One of the problems of tax planning is that advisers assume tax laws will remain broadly the same as they are at the time of making their recommendations. Up to a point, that approach is inevitable. The law is seldom directly retro-active. For example, people that have built up pension entitlements above the various recently introduced lifetime limits have generally been permitted to keep their excess funds without a penalty. However, there will be those in their 30s that have built up reasonable amounts in their pensions (say, about £600,000) who might easily find they will be subject to a surcharge on their funds when they reach retirement.
Advisers should be clear with their clients about the need for them to stay flexible in their planning. A plan could come unstuck with a new law or case decision, so it makes sense not to bet on a single strategy.
Wickenden followed a consistent line in his book and in his writings ever since. He advocates straightforward uncontroversial tax planning and has always kept away from what I would characterise as hardcore full-frontal tax avoidance. As ever, Wickenden was ahead of the game. By the mid-1980s, HM Revenue & Customs had started its crusade against the more buccaneering side of the tax avoidance industry with some major wins in the courts, notably the Ramsay case and Furniss v Dawson, as well as some major new anti-avoidance legislation. Its anti-avoidance armoury has been ramped up ever since.
There have been some other big tax changes over the last 30 years that we can learn from too. Some relate to the transition from capital transfer tax to inheritance tax in 1984. One consequence was the reintroduction of so-called “reservation of benefit”. Under CTT, you could effectively give away an asset (say, into a trust) and still have access to it if you needed it.

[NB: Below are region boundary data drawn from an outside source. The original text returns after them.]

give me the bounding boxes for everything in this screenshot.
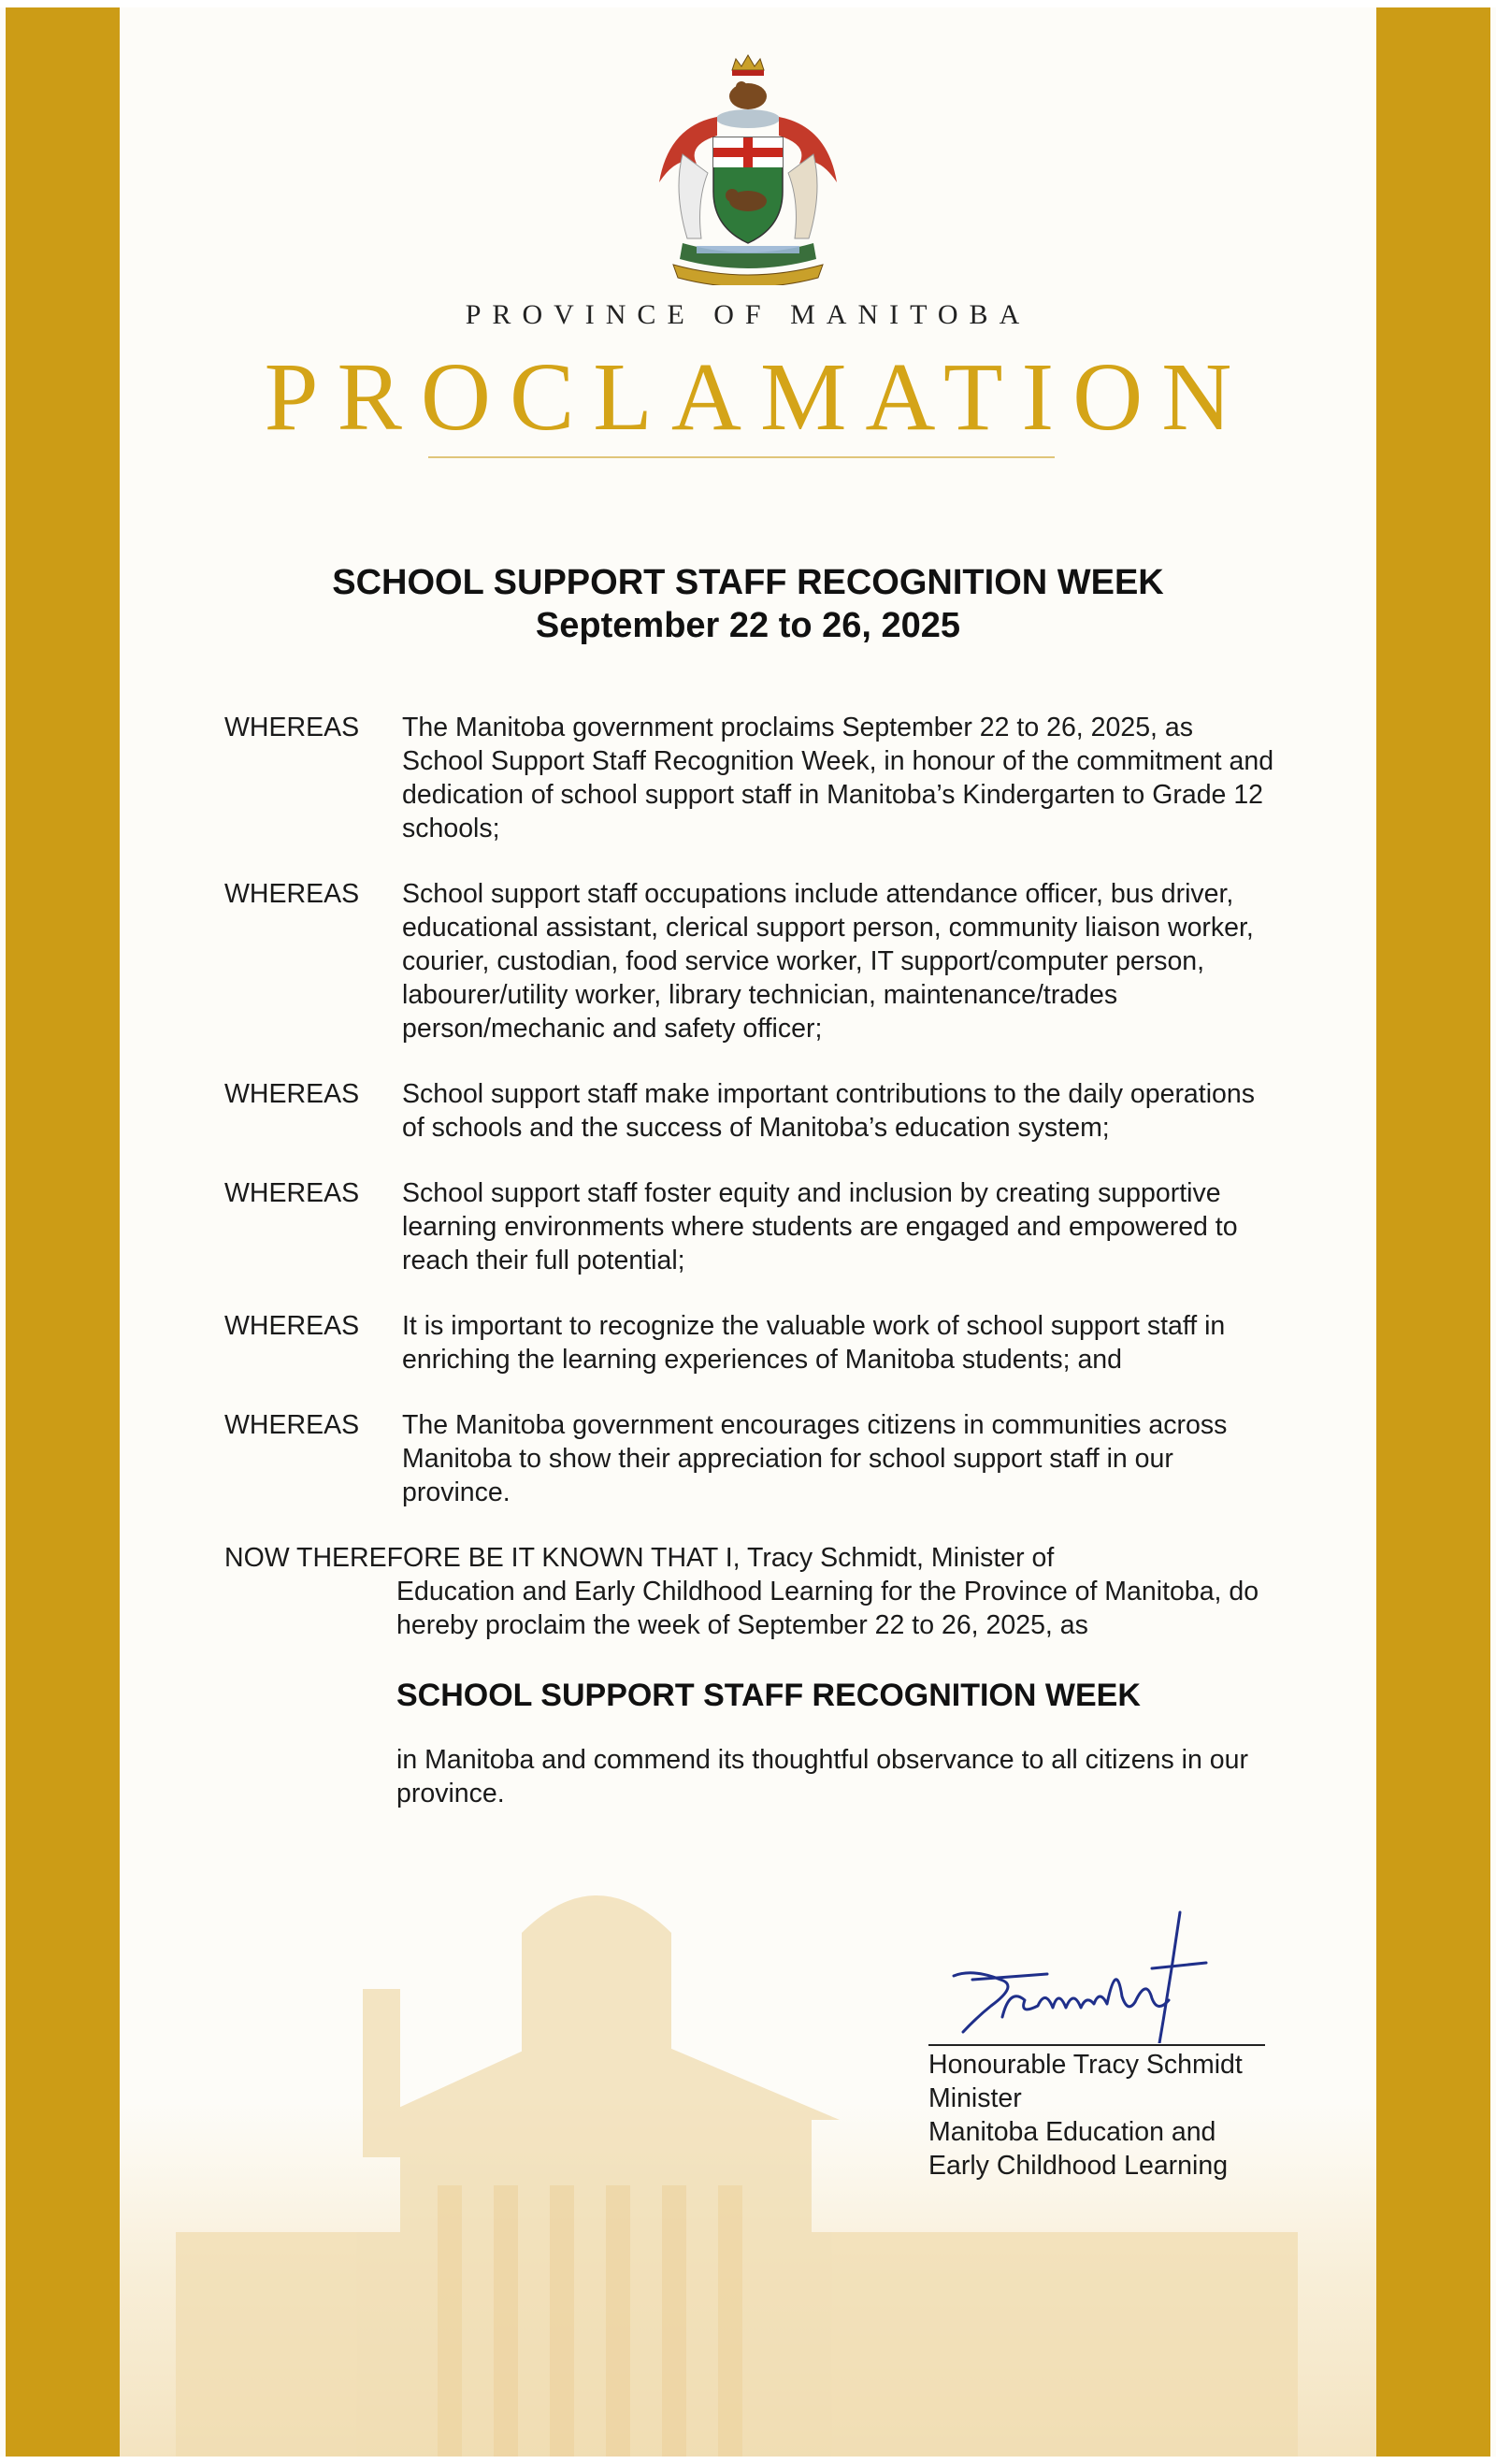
province-heading: PROVINCE OF MANITOBA: [465, 299, 1031, 330]
declared-week-name: SCHOOL SUPPORT STAFF RECOGNITION WEEK: [396, 1678, 1141, 1713]
whereas-text: School support staff foster equity and inclusion by creating supportive learning environments where students are engaged and empowered to reach their full potential;: [402, 1178, 1238, 1275]
whereas-label: WHEREAS: [224, 1410, 360, 1440]
whereas-label: WHEREAS: [224, 1311, 360, 1341]
signature-line: [928, 2044, 1265, 2046]
minister-signature: [935, 1903, 1272, 2043]
signatory-department-line-1: Manitoba Education and: [928, 2117, 1216, 2147]
signatory-block: [928, 2048, 1243, 2183]
whereas-label: WHEREAS: [224, 713, 360, 742]
whereas-clause: [224, 1176, 1290, 1277]
signatory-department-line-2: Early Childhood Learning: [928, 2151, 1229, 2181]
whereas-text: It is important to recognize the valuable work of school support staff in enriching the learning experiences of Manitoba students; and: [402, 1311, 1226, 1375]
whereas-text: School support staff make important contributions to the daily operations of schools and the success of Manitoba’s education system;: [402, 1079, 1255, 1143]
proclamation-closing: in Manitoba and commend its thoughtful observance to all citizens in our province.: [396, 1745, 1248, 1808]
whereas-text: School support staff occupations include attendance officer, bus driver, educational assistant, clerical support person, community liaison worker, courier, custodian, food service worker, IT support/computer person, labourer/utility worker, library technician, maintenance/trades person/mechanic and safety officer;: [402, 879, 1254, 1044]
signatory-position: Minister: [928, 2083, 1022, 2113]
crown-icon: [732, 55, 764, 76]
gold-border-right: [1376, 7, 1490, 2457]
proclamation-body: [224, 711, 1290, 1810]
whereas-clause: [224, 1408, 1290, 1509]
whereas-text: The Manitoba government encourages citizens in communities across Manitoba to show their appreciation for school support staff in our province.: [402, 1410, 1228, 1507]
whereas-text: The Manitoba government proclaims September 22 to 26, 2025, as School Support Staff Recognition Week, in honour of the commitment and dedication of school support staff in Manitoba’s Kindergarten to Grade 12 schools;: [402, 713, 1274, 843]
whereas-label: WHEREAS: [224, 1178, 360, 1208]
whereas-label: WHEREAS: [224, 1079, 360, 1109]
proclamation-title: [120, 561, 1376, 647]
signatory-name: Honourable Tracy Schmidt: [928, 2050, 1243, 2080]
page-edge-top: [0, 0, 1496, 7]
whereas-clause: [224, 711, 1290, 845]
whereas-clause: [224, 877, 1290, 1045]
whereas-label: WHEREAS: [224, 879, 360, 909]
proclamation-statement: [224, 1541, 1290, 1642]
proclamation-heading: PROCLAMATION: [264, 343, 1251, 451]
heading-divider: [428, 456, 1055, 458]
whereas-clause: [224, 1309, 1290, 1376]
manitoba-coat-of-arms: [631, 51, 865, 285]
proclamation-continuation: Education and Early Childhood Learning for the Province of Manitoba, do hereby proclaim the week of September 22 to 26, 2025, as: [396, 1577, 1259, 1640]
whereas-clause: [224, 1077, 1290, 1145]
title-dates: September 22 to 26, 2025: [535, 606, 961, 645]
page-edge-bottom: [0, 2457, 1496, 2464]
gold-border-left: [6, 7, 120, 2457]
proclamation-lead: NOW THEREFORE BE IT KNOWN THAT I, Tracy Schmidt, Minister of: [224, 1543, 1055, 1573]
title-line-1: SCHOOL SUPPORT STAFF RECOGNITION WEEK: [332, 563, 1164, 602]
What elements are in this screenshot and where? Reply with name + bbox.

Wickenden’s book spells out the value of this facility to those who were farsighted enough to set up a plan that took advantage of it. The fact was that it was really conventional planning: the grandfather, as it were, of today’s gift and loan plans, and discount trusts. Those who got in before the law was changed enjoyed a wonderful tax privilege, and might still do so today, as long as their old plans have not been disturbed or churned.
Looking back, some of the planning strategies that were very conventional at the time seem almost incredible now. For example, if you used something called a deed of covenant to pass cash to a non-taxpayer such as a child (though not your own) you could effectively get 30 per cent tax relief on their maintenance or even school fees.
And the idea that spouses were taxed jointly on their income seems almost surreal nowadays – as does the top rate of income tax, which was 60 per cent. In fact, that seemed relatively benign to many people, because the top rate of income tax just seven years earlier had been 83 per cent on earnings and 98 per cent on investment income. An adviser that recommended bonds with simple 5 per cent tax deferred withdrawals could effectively increase a client’s net income by 1000-fold, at least in theory. It seems inconceivable that tax rates could return to those levels. But never say never.
Likewise, while advisers should encourage clients to use their pensions to pass on assets free of IHT and perhaps cascade down the generations, times could change. Pensions were not invented to be IHT-free estate planning devices. Stay flexible, manage expectations and do not put all of a client’s tax-planning eggs in a single basket. Lots more can happen in the next 30 years.